Si la trajectoire est respectée, le budget allemand de la défense représenterait 1,5 % du produit intérieur brut (PIB) du pays en 2021, contre 1,2 % aujourd’hui, loin de l’objectif de 2 % fixé par l’OTAN à ses membres d’ici à 2024. Or s’il est entendu que celui-ci ne peut être atteint dans un si bref délai, le fait qu’il ne soit pas rappelé explicitement – une exigence du SPD qui avait contesté le bien-fondé de cet objectif des 2 % pendant la campagne des législatives – jette un doute sur la volonté du prochain gouvernement allemand d’investir en faveur d’une Bundeswehr dans un état déplorable, dont aucun des six sous-marins n’est opérationnel et dont seuls 105 chars sur 244 sont utilisables…

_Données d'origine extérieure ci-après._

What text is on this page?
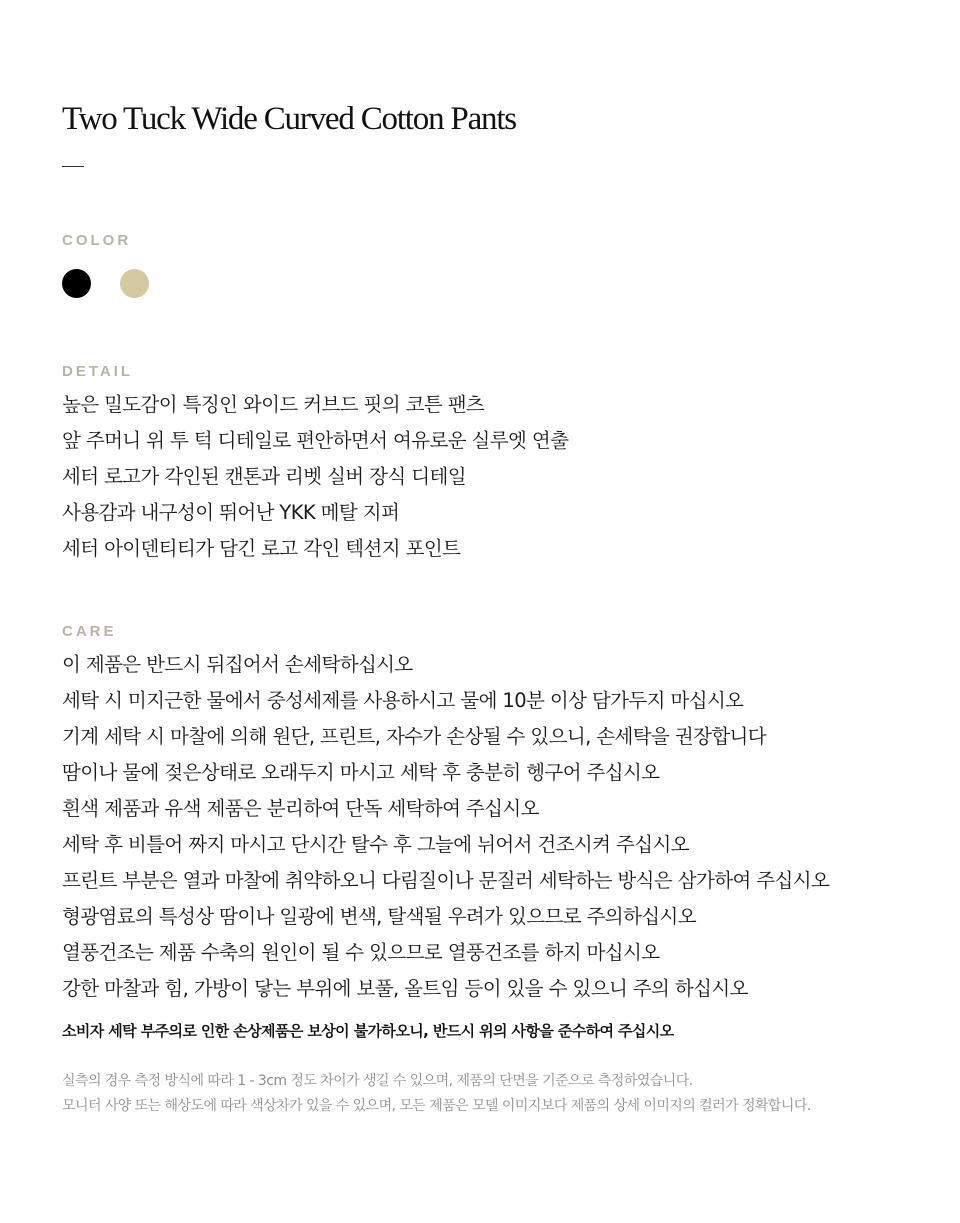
Two Tuck Wide Curved Cotton Pants
COLOR
DETAIL
높은 밀도감이 특징인 와이드 커브드 핏의 코튼 팬츠
앞 주머니 위 투 턱 디테일로 편안하면서 여유로운 실루엣 연출
세터 로고가 각인된 캔톤과 리벳 실버 장식 디테일
사용감과 내구성이 뛰어난 YKK 메탈 지퍼
세터 아이덴티티가 담긴 로고 각인 텍션지 포인트
CARE
이 제품은 반드시 뒤집어서 손세탁하십시오
세탁 시 미지근한 물에서 중성세제를 사용하시고 물에 10분 이상 담가두지 마십시오
기계 세탁 시 마찰에 의해 원단, 프린트, 자수가 손상될 수 있으니, 손세탁을 권장합니다
땀이나 물에 젖은상태로 오래두지 마시고 세탁 후 충분히 헹구어 주십시오
흰색 제품과 유색 제품은 분리하여 단독 세탁하여 주십시오
세탁 후 비틀어 짜지 마시고 단시간 탈수 후 그늘에 뉘어서 건조시켜 주십시오
프린트 부분은 열과 마찰에 취약하오니 다림질이나 문질러 세탁하는 방식은 삼가하여 주십시오
형광염료의 특성상 땀이나 일광에 변색, 탈색될 우려가 있으므로 주의하십시오
열풍건조는 제품 수축의 원인이 될 수 있으므로 열풍건조를 하지 마십시오
강한 마찰과 힘, 가방이 닿는 부위에 보풀, 올트임 등이 있을 수 있으니 주의 하십시오

소비자 세탁 부주의로 인한 손상제품은 보상이 불가하오니, 반드시 위의 사항을 준수하여 주십시오

실측의 경우 측정 방식에 따라 1 - 3cm 정도 차이가 생길 수 있으며, 제품의 단면을 기준으로 측정하였습니다.
모니터 사양 또는 해상도에 따라 색상차가 있을 수 있으며, 모든 제품은 모델 이미지보다 제품의 상세 이미지의 컬러가 정확합니다.
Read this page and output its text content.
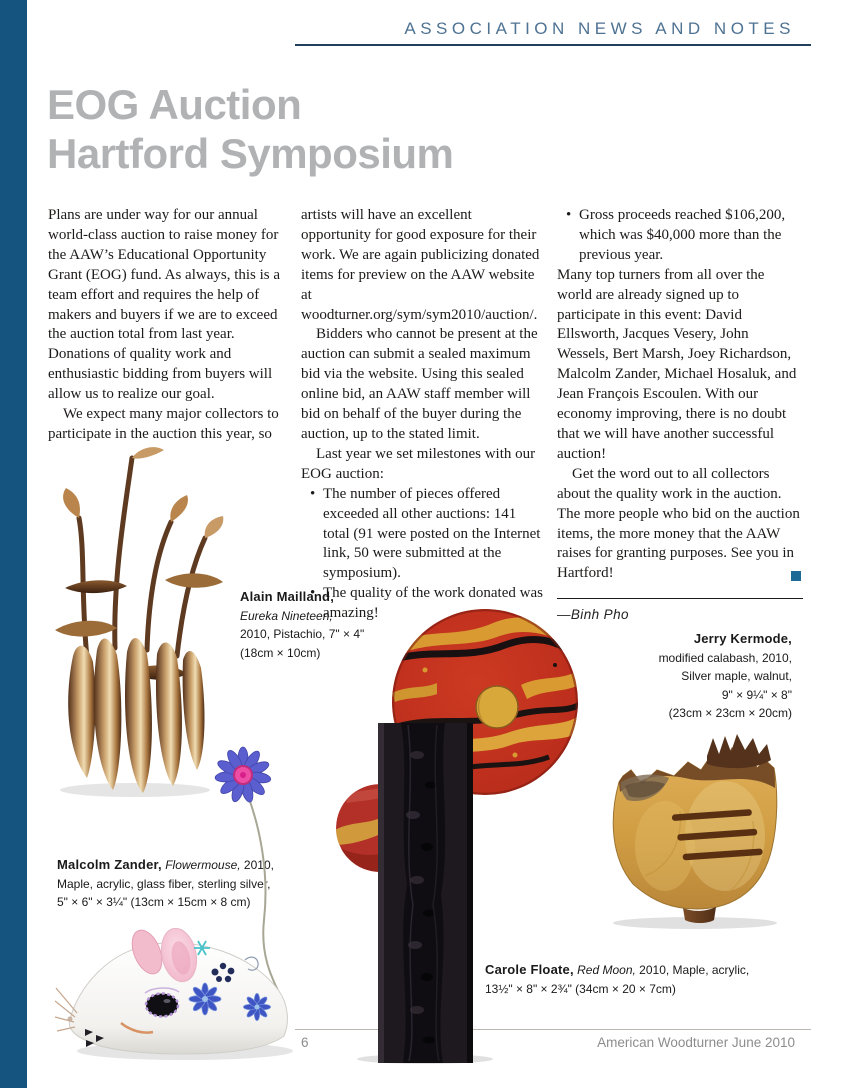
ASSOCIATION NEWS AND NOTES
EOG Auction
Hartford Symposium

Plans are under way for our annual world-class auction to raise money for the AAW’s Educational Opportunity Grant (EOG) fund. As always, this is a team effort and requires the help of makers and buyers if we are to exceed the auction total from last year. Donations of quality work and enthusiastic bidding from buyers will allow us to realize our goal.

We expect many major collectors to participate in the auction this year, so

artists will have an excellent opportunity for good exposure for their work. We are again publicizing donated items for preview on the AAW website at woodturner.org/sym/sym2010/auction/.

Bidders who cannot be present at the auction can submit a sealed maximum bid via the website. Using this sealed online bid, an AAW staff member will bid on behalf of the buyer during the auction, up to the stated limit.

Last year we set milestones with our EOG auction:

• The number of pieces offered exceeded all other auctions: 141 total (91 were posted on the Internet link, 50 were submitted at the symposium).
• The quality of the work donated was amazing!
• Gross proceeds reached $106,200, which was $40,000 more than the previous year.

Many top turners from all over the world are already signed up to participate in this event: David Ellsworth, Jacques Vesery, John Wessels, Bert Marsh, Joey Richardson, Malcolm Zander, Michael Hosaluk, and Jean François Escoulen. With our economy improving, there is no doubt that we will have another successful auction!

Get the word out to all collectors about the quality work in the auction. The more people who bid on the auction items, the more money that the AAW raises for granting purposes. See you in Hartford!

—Binh Pho
Alain Mailland,
Eureka Nineteen,
2010, Pistachio, 7" × 4"
(18cm × 10cm)
Jerry Kermode,
modified calabash, 2010,
Silver maple, walnut,
9" × 9¼" × 8"
(23cm × 23cm × 20cm)
Malcolm Zander, Flowermouse, 2010,
Maple, acrylic, glass fiber, sterling silver,
5" × 6" × 3¼" (13cm × 15cm × 8 cm)
Carole Floate, Red Moon, 2010, Maple, acrylic,
13½" × 8" × 2¾" (34cm × 20 × 7cm)
6	American Woodturner June 2010
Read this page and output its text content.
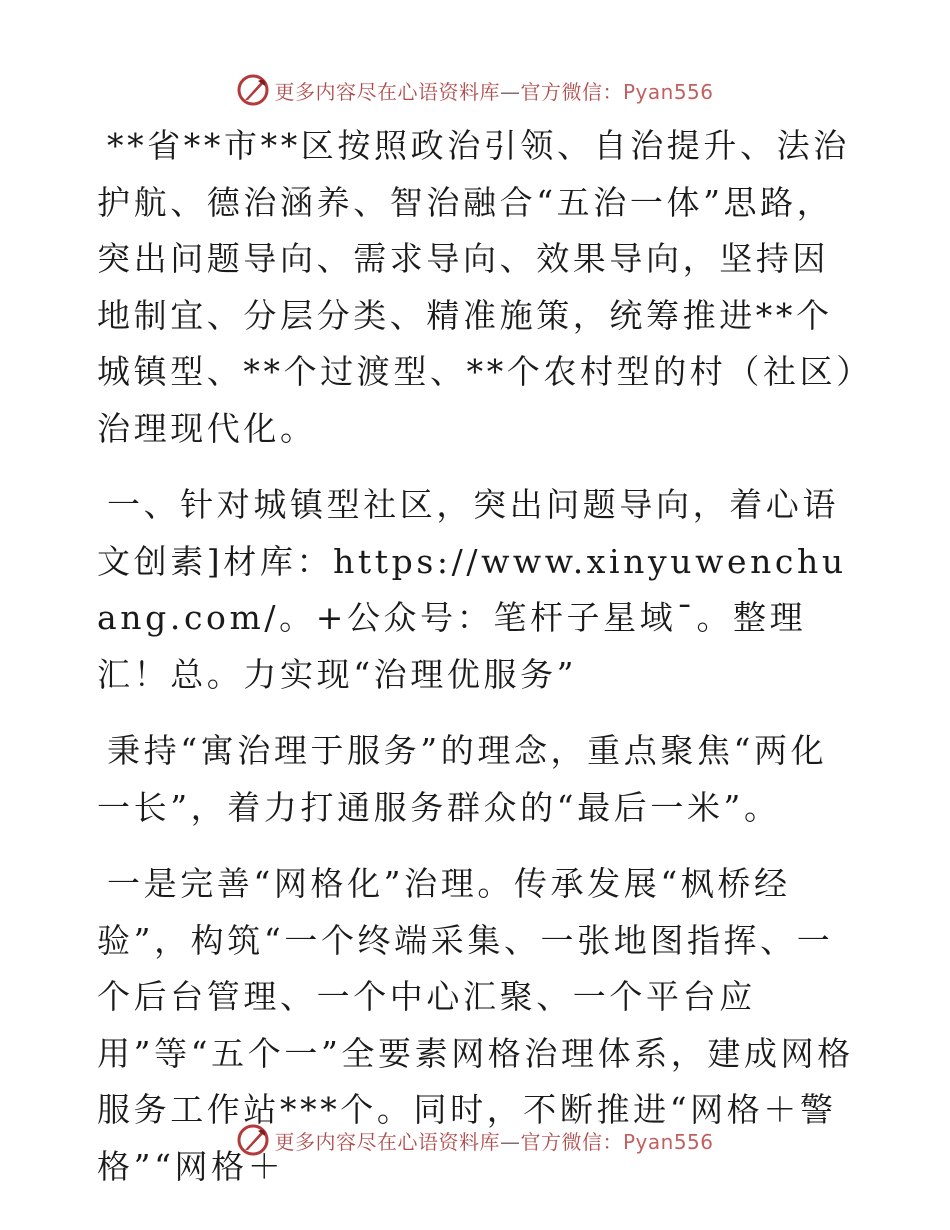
更多内容尽在心语资料库—官方微信：Pyan556

**省**市**区按照政治引领、自治提升、法治护航、德治涵养、智治融合“五治一体”思路，突出问题导向、需求导向、效果导向，坚持因地制宜、分层分类、精准施策，统筹推进**个城镇型、**个过渡型、**个农村型的村（社区）治理现代化。

一、针对城镇型社区，突出问题导向，着心语文创素]材库：https://www.xinyuwenchuang.com/。+公众号：笔杆子星域¯。整理汇！总。力实现“治理优服务”

秉持“寓治理于服务”的理念，重点聚焦“两化一长”，着力打通服务群众的“最后一米”。

一是完善“网格化”治理。传承发展“枫桥经验”，构筑“一个终端采集、一张地图指挥、一个后台管理、一个中心汇聚、一个平台应用”等“五个一”全要素网格治理体系，建成网格服务工作站***个。同时，不断推进“网格＋警格”“网格＋

更多内容尽在心语资料库—官方微信：Pyan556
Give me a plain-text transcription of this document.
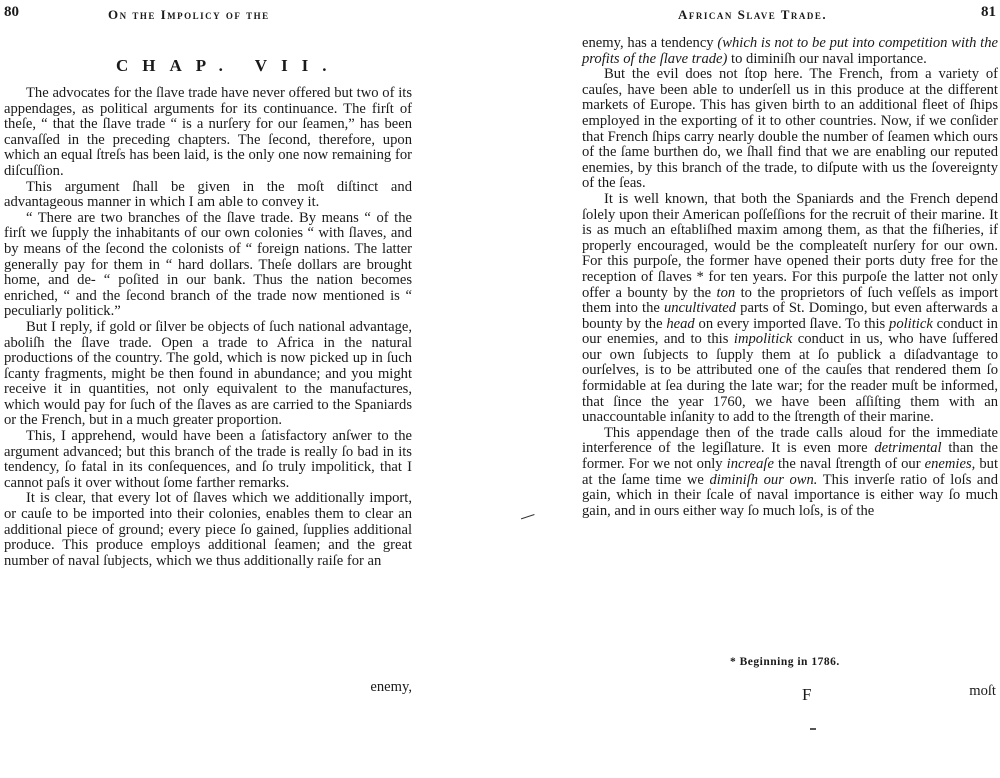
80	On the Impolicy of the
CHAP. VII.

The advocates for the ſlave trade have never offered but two of its appendages, as political arguments for its continuance. The firſt of theſe, “ that the ſlave trade “ is a nurſery for our ſeamen,” has been canvaſſed in the preceding chapters. The ſecond, therefore, upon which an equal ſtreſs has been laid, is the only one now remaining for diſcuſſion.

This argument ſhall be given in the moſt diſtinct and advantageous manner in which I am able to convey it.

“ There are two branches of the ſlave trade. By means “ of the firſt we ſupply the inhabitants of our own colonies “ with ſlaves, and by means of the ſecond the colonists of “ foreign nations. The latter generally pay for them in “ hard dollars. Theſe dollars are brought home, and de- “ poſited in our bank. Thus the nation becomes enriched, “ and the ſecond branch of the trade now mentioned is “ peculiarly politick.”

But I reply, if gold or ſilver be objects of ſuch national advantage, aboliſh the ſlave trade. Open a trade to Africa in the natural productions of the country. The gold, which is now picked up in ſuch ſcanty fragments, might be then found in abundance; and you might receive it in quantities, not only equivalent to the manufactures, which would pay for ſuch of the ſlaves as are carried to the Spaniards or the French, but in a much greater proportion.

This, I apprehend, would have been a ſatisfactory anſwer to the argument advanced; but this branch of the trade is really ſo bad in its tendency, ſo fatal in its conſequences, and ſo truly impolitick, that I cannot paſs it over without ſome farther remarks.

It is clear, that every lot of ſlaves which we additionally import, or cauſe to be imported into their colonies, enables them to clear an additional piece of ground; every piece ſo gained, ſupplies additional produce. This produce employs additional ſeamen; and the great number of naval ſubjects, which we thus additionally raiſe for an

enemy,
African Slave Trade.	81

enemy, has a tendency (which is not to be put into competition with the profits of the ſlave trade) to diminiſh our naval importance.

But the evil does not ſtop here. The French, from a variety of cauſes, have been able to underſell us in this produce at the different markets of Europe. This has given birth to an additional fleet of ſhips employed in the exporting of it to other countries. Now, if we conſider that French ſhips carry nearly double the number of ſeamen which ours of the ſame burthen do, we ſhall find that we are enabling our reputed enemies, by this branch of the trade, to diſpute with us the ſovereignty of the ſeas.

It is well known, that both the Spaniards and the French depend ſolely upon their American poſſeſſions for the recruit of their marine. It is as much an eſtabliſhed maxim among them, as that the fiſheries, if properly encouraged, would be the compleateſt nurſery for our own. For this purpoſe, the former have opened their ports duty free for the reception of ſlaves * for ten years. For this purpoſe the latter not only offer a bounty by the ton to the proprietors of ſuch veſſels as import them into the uncultivated parts of St. Domingo, but even afterwards a bounty by the head on every imported ſlave. To this politick conduct in our enemies, and to this impolitick conduct in us, who have ſuffered our own ſubjects to ſupply them at ſo publick a diſadvantage to ourſelves, is to be attributed one of the cauſes that rendered them ſo formidable at ſea during the late war; for the reader muſt be informed, that ſince the year 1760, we have been aſſiſting them with an unaccountable inſanity to add to the ſtrength of their marine.

This appendage then of the trade calls aloud for the immediate interference of the legiſlature. It is even more detrimental than the former. For we not only increaſe the naval ſtrength of our enemies, but at the ſame time we diminiſh our own. This inverſe ratio of loſs and gain, which in their ſcale of naval importance is either way ſo much gain, and in ours either way ſo much loſs, is of the

* Beginning in 1786.
F	moſt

En outre, le contrat de coalition ne permet pas de savoir à quoi ressemblera la future armée allemande. « On attend depuis des mois le plan de la Bundeswehr. Or celui-ci s’annonce comme un document à 110 % otanien, marquant un net retour à l’idée de défense territoriale. La vraie politique de défense allemande reste l’OTAN », analyse Mme Kunz.

Gommer tout accent martial

Dans cette optique, une vraie divergence de fond demeure avec la France. « Là où Macron souhaite une initiative européenne d’intervention autour d’un noyau dur de quelques Etats, l’Allemagne préfère rester dans le cadre de la coopération structurée permanente pour augmenter les capacités militaires de l’Union européenne [UE]. Dans ce domaine, le fossé entre Paris et Berlin s’est creusé plus qu’il ne s’est comblé ces derniers mois », observe M. Mölling.

La place importante accordée par Mme von der Leyen à l’aide au développement, vendredi, semblait clairement l’indiquer. Sans doute fallait-il y voir un message de politique intérieure.

A la veille du vote des adhérents du SPD sur le « contrat de coalition », prévu du 20 février au 2 mars, la ministre de la défense, membre de la CDU, sait qu’elle n’a intérêt à gommer tout accent martial dans son discours, afin de ne pas hérisser la fibre pacifiste des sociaux-démocrates. Il n’empêche. « Dans le cadre de l’Europe de la défense, l’Allemagne va continuer à mettre l’accent sur le civil et l’éternel débat entre opérations militaires et aide au développement perdurera », prédit déjà Mme Kunz.

Reste les exportations d’armements. Dans ce domaine, la volonté affichée de Berlin d’être encore plus stricte pourrait mettre en question les projets qu’ont en commun l’Allemagne et la France sur les chars et les avions de combat. « Si on veut construire un char de combat ensemble mais qu’on ne peut pas l’exporter, c’est un problème », résume Mme Kunz.

Sur ce plan, l’accord entre le SPD et la CDU-CSU « ne règle absolument pas le problème », abonde M. Mölling. Une façon de souligner que, dans le domaine de la défense comme dans d’autres, tel l’avenir de la zone euro, le « nouvel élan pour l’Europe » qui a été choisi comme titre au programme de la future « grande coalition » qu’entend conduire la chancelière Angela Merkel, risque de rapidement se heurter au mur d’une réalité beaucoup moins lyrique.